Keteladanan Memelihara Lingkungan

>> Jumat, Agustus 22, 2008

Indonesiaku yang permai kaya akan etika dan estetika alam nan artistik dan damai. Indonesiaku yang permai menampilkan semburat warna-warni yang cerah, elegan, dan menawan hati. Sejauh mata memandang, Indonesiaku selalu menampakkan senyumnya. Redup dalam balutan mayapada biru yang membentang luas ke angkasa raya. Fenomena alamnya mampu menyihir pelancong asing untuk –sedikitnya- merenggangkan urat-urat nadi yang tegang.


Berbagai karunia Sang Khalik berwujud satu dan melestari di negeri ini. Negeri yang kaya akan puspa dan satwa. Melimpah dari bumi, udara dan lautnya. Hutan tropisnya memiliki lebih dari 70 persen jenis tumbuhan dan satwa. Ia juga pernah diketahui memiliki 515 jenis mamalia. Sebanyak 397 jenis burung sembaran terbang di langitnya. Lautnyapun dihiasi terumbu karang dengan berbagai macam ikan yang melimpah ruah.

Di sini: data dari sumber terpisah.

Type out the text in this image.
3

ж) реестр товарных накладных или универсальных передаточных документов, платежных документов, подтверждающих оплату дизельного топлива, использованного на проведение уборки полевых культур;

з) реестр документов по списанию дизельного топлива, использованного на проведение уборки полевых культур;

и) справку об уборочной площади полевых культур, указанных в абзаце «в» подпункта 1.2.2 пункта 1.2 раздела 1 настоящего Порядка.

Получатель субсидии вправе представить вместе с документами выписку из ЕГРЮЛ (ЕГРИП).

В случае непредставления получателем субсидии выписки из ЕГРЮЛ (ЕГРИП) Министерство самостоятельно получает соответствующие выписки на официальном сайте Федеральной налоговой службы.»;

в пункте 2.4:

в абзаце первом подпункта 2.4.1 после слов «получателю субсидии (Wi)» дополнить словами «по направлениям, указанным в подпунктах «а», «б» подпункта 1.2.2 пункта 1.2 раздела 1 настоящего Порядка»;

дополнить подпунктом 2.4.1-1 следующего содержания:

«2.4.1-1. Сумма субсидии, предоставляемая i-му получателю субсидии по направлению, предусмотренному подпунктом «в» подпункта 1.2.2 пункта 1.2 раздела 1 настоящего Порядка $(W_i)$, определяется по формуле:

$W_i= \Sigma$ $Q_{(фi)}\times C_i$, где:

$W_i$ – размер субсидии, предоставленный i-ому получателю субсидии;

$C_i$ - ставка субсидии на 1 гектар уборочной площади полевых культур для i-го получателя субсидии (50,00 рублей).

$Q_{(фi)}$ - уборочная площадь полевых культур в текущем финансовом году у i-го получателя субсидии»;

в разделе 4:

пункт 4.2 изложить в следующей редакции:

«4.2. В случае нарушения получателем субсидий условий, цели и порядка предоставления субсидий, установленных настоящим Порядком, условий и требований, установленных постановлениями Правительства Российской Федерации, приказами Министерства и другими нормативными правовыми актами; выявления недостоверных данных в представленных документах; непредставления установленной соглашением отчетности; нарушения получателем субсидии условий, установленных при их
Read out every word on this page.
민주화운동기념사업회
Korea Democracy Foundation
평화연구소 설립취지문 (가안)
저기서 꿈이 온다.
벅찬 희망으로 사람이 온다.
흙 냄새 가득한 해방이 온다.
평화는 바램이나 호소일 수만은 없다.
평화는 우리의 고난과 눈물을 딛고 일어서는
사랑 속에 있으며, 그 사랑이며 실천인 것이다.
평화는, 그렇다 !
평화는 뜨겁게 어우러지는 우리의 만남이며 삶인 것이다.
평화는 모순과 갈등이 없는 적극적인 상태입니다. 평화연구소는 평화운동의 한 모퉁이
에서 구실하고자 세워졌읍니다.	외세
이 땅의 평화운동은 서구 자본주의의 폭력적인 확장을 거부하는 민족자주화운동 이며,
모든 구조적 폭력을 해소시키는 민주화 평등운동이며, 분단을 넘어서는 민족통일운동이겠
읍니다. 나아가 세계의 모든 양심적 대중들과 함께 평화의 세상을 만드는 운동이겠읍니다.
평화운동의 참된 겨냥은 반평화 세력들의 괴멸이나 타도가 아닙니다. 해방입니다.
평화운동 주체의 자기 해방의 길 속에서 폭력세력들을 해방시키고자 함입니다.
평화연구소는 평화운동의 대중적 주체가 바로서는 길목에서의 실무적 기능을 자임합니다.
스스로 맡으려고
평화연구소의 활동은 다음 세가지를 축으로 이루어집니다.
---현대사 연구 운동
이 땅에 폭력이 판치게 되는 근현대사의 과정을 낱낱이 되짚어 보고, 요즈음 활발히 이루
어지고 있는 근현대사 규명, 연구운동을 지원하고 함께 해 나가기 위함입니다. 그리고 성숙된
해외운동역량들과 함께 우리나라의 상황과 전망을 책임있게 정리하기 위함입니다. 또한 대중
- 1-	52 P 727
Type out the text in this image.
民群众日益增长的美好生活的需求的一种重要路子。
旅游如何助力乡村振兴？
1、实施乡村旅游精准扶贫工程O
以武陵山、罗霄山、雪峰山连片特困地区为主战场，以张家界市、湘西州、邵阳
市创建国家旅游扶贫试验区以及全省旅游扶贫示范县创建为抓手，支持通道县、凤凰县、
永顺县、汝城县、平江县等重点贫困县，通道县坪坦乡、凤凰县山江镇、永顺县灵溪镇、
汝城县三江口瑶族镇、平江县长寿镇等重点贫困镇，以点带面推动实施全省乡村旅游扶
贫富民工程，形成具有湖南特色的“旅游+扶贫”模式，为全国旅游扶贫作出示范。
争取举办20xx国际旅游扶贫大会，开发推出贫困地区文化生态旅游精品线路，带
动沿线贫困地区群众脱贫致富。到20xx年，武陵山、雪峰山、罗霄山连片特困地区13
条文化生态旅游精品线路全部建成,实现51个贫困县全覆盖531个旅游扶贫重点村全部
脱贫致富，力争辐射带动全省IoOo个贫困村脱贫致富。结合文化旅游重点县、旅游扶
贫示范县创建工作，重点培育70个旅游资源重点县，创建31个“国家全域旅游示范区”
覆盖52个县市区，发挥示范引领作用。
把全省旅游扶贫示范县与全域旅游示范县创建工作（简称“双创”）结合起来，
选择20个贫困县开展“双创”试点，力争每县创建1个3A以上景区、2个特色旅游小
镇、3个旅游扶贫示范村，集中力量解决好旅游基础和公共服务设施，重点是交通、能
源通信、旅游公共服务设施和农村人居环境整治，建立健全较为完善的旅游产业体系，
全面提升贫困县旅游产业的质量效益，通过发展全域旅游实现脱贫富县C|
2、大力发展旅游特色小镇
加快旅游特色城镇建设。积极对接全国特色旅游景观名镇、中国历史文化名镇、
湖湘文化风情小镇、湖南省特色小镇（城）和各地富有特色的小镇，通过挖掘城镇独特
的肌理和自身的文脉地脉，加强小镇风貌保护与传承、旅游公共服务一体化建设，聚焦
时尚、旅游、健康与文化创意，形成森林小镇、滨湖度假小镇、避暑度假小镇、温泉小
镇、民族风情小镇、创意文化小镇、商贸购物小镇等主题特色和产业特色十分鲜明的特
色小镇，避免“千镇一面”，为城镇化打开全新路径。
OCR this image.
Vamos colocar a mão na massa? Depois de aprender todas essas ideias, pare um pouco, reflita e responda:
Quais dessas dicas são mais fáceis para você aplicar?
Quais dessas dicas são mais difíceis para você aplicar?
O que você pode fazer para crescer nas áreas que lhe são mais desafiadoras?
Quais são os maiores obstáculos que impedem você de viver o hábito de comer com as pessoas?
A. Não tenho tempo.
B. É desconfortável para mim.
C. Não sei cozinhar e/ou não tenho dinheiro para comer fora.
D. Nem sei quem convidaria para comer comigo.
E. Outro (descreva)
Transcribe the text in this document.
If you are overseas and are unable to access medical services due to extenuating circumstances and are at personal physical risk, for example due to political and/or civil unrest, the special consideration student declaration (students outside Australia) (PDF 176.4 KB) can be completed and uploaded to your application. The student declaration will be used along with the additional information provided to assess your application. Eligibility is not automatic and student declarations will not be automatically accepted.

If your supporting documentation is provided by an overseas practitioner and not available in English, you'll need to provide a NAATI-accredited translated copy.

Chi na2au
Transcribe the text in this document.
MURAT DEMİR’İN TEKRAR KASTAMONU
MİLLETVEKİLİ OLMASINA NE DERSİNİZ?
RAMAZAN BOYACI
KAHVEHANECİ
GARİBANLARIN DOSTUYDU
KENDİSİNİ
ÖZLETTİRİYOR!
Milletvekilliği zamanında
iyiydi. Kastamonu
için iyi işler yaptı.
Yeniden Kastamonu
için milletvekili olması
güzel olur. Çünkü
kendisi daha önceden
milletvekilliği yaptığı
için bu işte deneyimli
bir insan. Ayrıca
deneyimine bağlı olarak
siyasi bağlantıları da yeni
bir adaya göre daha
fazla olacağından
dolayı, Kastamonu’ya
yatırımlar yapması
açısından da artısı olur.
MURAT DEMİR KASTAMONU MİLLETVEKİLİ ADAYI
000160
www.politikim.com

Tetapi sayang seribu sayang, kekayaannya tiap hari kian terkuras, alamnya mulai tercemar, flora dan faunanya sedikit demi sedikit mulai punah. Negeri ini berkali-kali diberitakan seakan segera hancur. Segala pujian atas keindahannya tak terdengar lagi. Prestasinya di mata dunia lambat laun meluntur. Dunia meyakininya sebagai salah satu negara penyumbang kepunahan keanekaragaman hayati. PBB pun menyinggungnya sebagai negara terbesar keempat pembuang emisi gas rumah kaca (Greenhouse Gas/GHG) di dunia, tak kurang menyedihkannya, Indonesia telah dicurigai sebagai negara ketiga penyebab global warning saat ini.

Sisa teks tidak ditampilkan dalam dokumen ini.